Ohio Committee Suspends FirstEnergy’s Nuclear Power Rescue Plan

Ohio-based FirstEnergy’s plan for a rescue of its two uncompetitive Ohio nuclear plants took a nosedive May 17, as the Ohio House Public Utilities Committee suspended action on the company’s proposal to charge its customers a fee to subsidize the plants.

FirstEnergy’s plan mimics programs adopted in Illinois and New York to create “zero energy credits,” or ZECs, allowing the company to make competitive bids into the PJM regional wholesale market.

The chairman of the House committee, William Seitz, a Cincinnati Republican, suspended further hearings on the measure (House Bill 178). “We have heard over 10 hours of testimony on this bill. I have given proponents and opponents a chance to make their case. I am not sensing a keen desire on the part of the House members to vote on this and doubt that we will have more hearings in the near future unless something cataclysmic happens,” Seitz said.
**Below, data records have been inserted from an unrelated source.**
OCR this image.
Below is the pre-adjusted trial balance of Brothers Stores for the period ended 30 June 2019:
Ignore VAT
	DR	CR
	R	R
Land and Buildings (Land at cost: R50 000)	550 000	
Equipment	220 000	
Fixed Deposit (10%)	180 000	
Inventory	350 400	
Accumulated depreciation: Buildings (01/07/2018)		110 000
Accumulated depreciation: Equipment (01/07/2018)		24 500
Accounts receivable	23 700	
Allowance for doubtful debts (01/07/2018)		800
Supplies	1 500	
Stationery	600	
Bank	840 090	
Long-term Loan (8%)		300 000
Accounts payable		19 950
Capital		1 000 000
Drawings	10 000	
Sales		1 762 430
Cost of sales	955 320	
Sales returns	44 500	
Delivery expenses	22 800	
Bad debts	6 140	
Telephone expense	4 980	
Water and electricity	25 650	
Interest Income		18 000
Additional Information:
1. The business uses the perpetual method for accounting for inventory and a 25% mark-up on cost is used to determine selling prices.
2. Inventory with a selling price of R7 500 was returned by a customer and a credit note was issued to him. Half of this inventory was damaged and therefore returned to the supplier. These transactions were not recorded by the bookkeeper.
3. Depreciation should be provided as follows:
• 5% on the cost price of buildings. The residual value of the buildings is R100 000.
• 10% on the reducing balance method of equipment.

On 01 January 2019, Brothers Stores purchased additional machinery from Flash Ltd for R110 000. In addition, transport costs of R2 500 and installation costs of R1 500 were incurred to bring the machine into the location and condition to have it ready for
Cleveland newspaper The Plain Dealer suggested “cataclysmic events might include a decision by FirstEnergy Solutions to seek bankruptcy protection from its creditors or a decision by the company to immediately close its four nuclear power plants.” FirstEnergy Solutions is an unregulated subsidiary set up to separate generation from transmission and distribution during the restructuring wave of the 1990s. It owns all of FirstEnergy’s generating assets.

FirstEnergy Solutions has four nuclear units: the long-troubled Davis-Besse 889-MW pressurized water reactor (PWR), the 1,231-MW Perry boiling water reactor, both in Ohio, and the two-unit 1,890-MW Beaver Valley PWR in Pennsylvania, which is also in financial distress but is not part of the Ohio subsidy plan. Nuclear power makes up about 24% of FirstEnergy’s capacity while coal accounts for 56%.

Seitz earlier suggested a compromise that would allow FirstEnergy customers to opt out of the ZEC surcharges. “It seemed to find favor with many of my colleagues but not with FirstEnergy.” The company says its needs about $5 billion to keep its Ohio nukes afloat.

The Environmental Defense Fund has been opposing FirstEnergy’s ZEC plan, as well as earlier plans to bail out the nukes. Dick Munson, who heads EDF’s Midwest Clean Energy project, said, “Hats off to the Ohio House’s Public Utilities Committee for stopping the hearings on FirstEnergy’s nuclear bailout plea, the latest in a long line of attempts to force Ohioans to pay for the utility’s mistakes. The decision reflects the growing, diverse coalition that is challenging unnecessary subsidies to FirstEnergy, which would raise electricity rates and hurt the state’s economy. We hope Ohio policymakers will instead focus on spurring investment and innovation in reliable, efficient, and clean energy markets.”

FirstEnergy CEO Chuck Jones was scheduled to appear before the Ohio Senate Public Utilities Committee the day after the House committee deep-sixed the company proposal. The Senate committee is not expected to take any action unless the House acts first, according to The Plain Dealer. Earlier, Jones said he had been talking to the U.S. Department of Energy about a broad rescue of nuclear units that can’t compete in competitive markets.

Kennedy Maize is a long-time energy journalist and frequent contributor to POWER.